Wir haben uns fast stündlich am Ruder abwechseln müssen, das Fahren eines solchen Schiffes mit seiner hohen Geschwindigkeit erfordert höchste Konzentration und wirklich gute Fitness. Mein kundiger Begleiter musste nach Ankunft in Zarzis sofort nach Deutschland zurück fliegen, er ist Berufspilot und hatte zu arbeiten. So war ich also mit dem wunderbaren Schiff im Hafen von Zarzis erst mal alleingelassen.

 

 Zunächst musste ich eine Unterkunft organisieren, einen alten Motorroller kaufen, um notfalls schnell zum Schiff im Hafen zu kommen, die technische Ausstattung des Schiffes vervollkommnen und musste versuchen, einen akzeptablen Liegeplatz zu finden. Das ist mir dann trotz wochenlangen Bemühens nicht gelungen. Die verschiedenen Autoritäten, die Hafenbehörde, die Zollbehörde, die Hafenpolizei und die Marine konnten sich jeweils nicht einigen, mir einen sicheren Liegeplatz zur Verfügung zu stellen. Auch das Rote Kreuz, das vollmundig Hilfe zugesagt hatte, erwies sich als völlig wirkungslos. Ich hatte jedoch Unterstützung von einem nachgeordneten Mitarbeiter des Roten Kreuzes, der sich erst als sehr nützlich erwies, in der Folgezeit jedoch als ausgesprochener Lump, der uns an jeder Ecke zu betrügen versuchte.

 

 Inzwischen waren mehrere Unterstützer aus unserem Verein nach Zarzis gekommen. Es erwies sich jedoch, dass einige von ihnen für einen solchen ambitionierten Einsatz nicht geeignet waren und wieder umkehren mussten. Ich musste also meinen Aufenthalt dort verlängern und bin dann die ersten Kurzeinsätze selbst gefahren. Diese waren ausdrücklich wiederum Piloteinsätze, ich musste herausfinden, was man mit dem Schiff wirklich anfangen konnte. Alle sonst nützlichen Einrichtungsgegenstände, wie Schlafmöglichkeiten, Bordtoilette und alles andere Entbehrliche, hatten wir entfernt, damit wir eine möglichst große Anzahl von Rettungswesten, etwa 300 Stück und ausreichend Trinkwasser an Bord nehmen konnten. Auf jeden auch nur minimalen Komfort für die Crew von zwei Leuten wurde bewusst und absichtlich verzichtet. Das war schon wirklich gewöhnungsbedürftig.

 

Immer wieder auftretende technische Probleme mit dem Satellitentelefon, dem AIS und dem Funkgerät haben uns mächtig zu schaffen gemacht und waren nur schwer zu beherrschen.. Nach den ersten erfolgreichen Probefahrten und dem ersten erfolgreichen Rendezvousmanöver mit der Sea-Eye auf hoher See habe ich dann meine Aufgabe für erledigt betrachtet und das Boot in die Hände einer nachfolgenden erfahrenen Crew übergeben.

 

 Die nachfolgenden Crews hatten dann unentwegt weitere Probleme mit Defekten, die vor allem durch den ungünstigen Liegeplatz und gelegentliche Diebstähle verursacht waren.. Es gab Defekte in den Luftkammern, aber auch Probleme mit den Motoren bzw. mit dem Beschaffen von Ersatzteilen für die Dieselmotoren.
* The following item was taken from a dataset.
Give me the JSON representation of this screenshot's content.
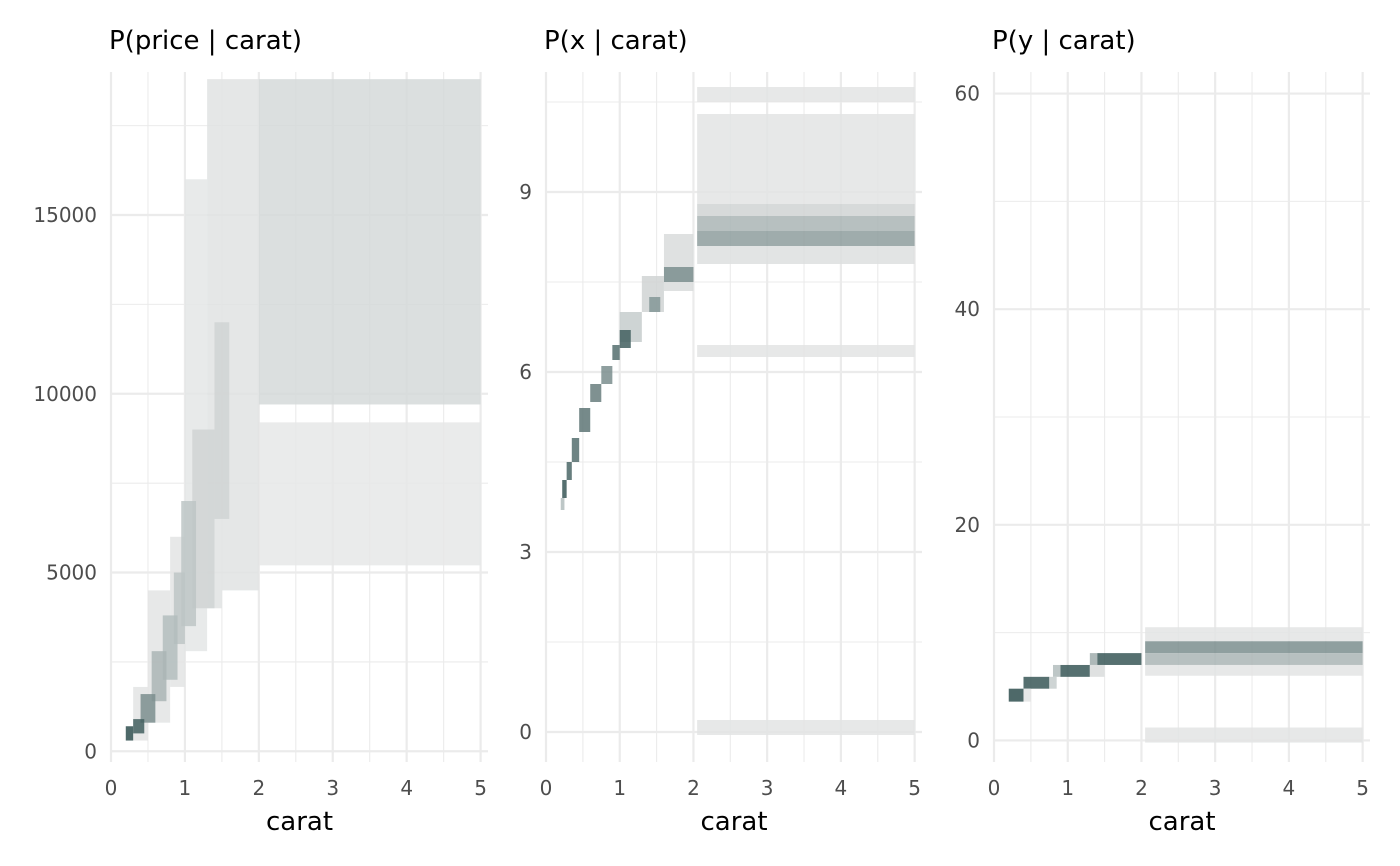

Die technischen Möglichkeiten, aber auch die technischen Fähigkeiten der Monteure sind mit den Standards in Deutschland einfach nicht zu vergleichen – das haben wir lernen müssen Das Ganze hat ziemlich viel Energie und Geld gekostet und auch eine gewisse Leidensfähigkeit und Frustrationstoleranz erfordert.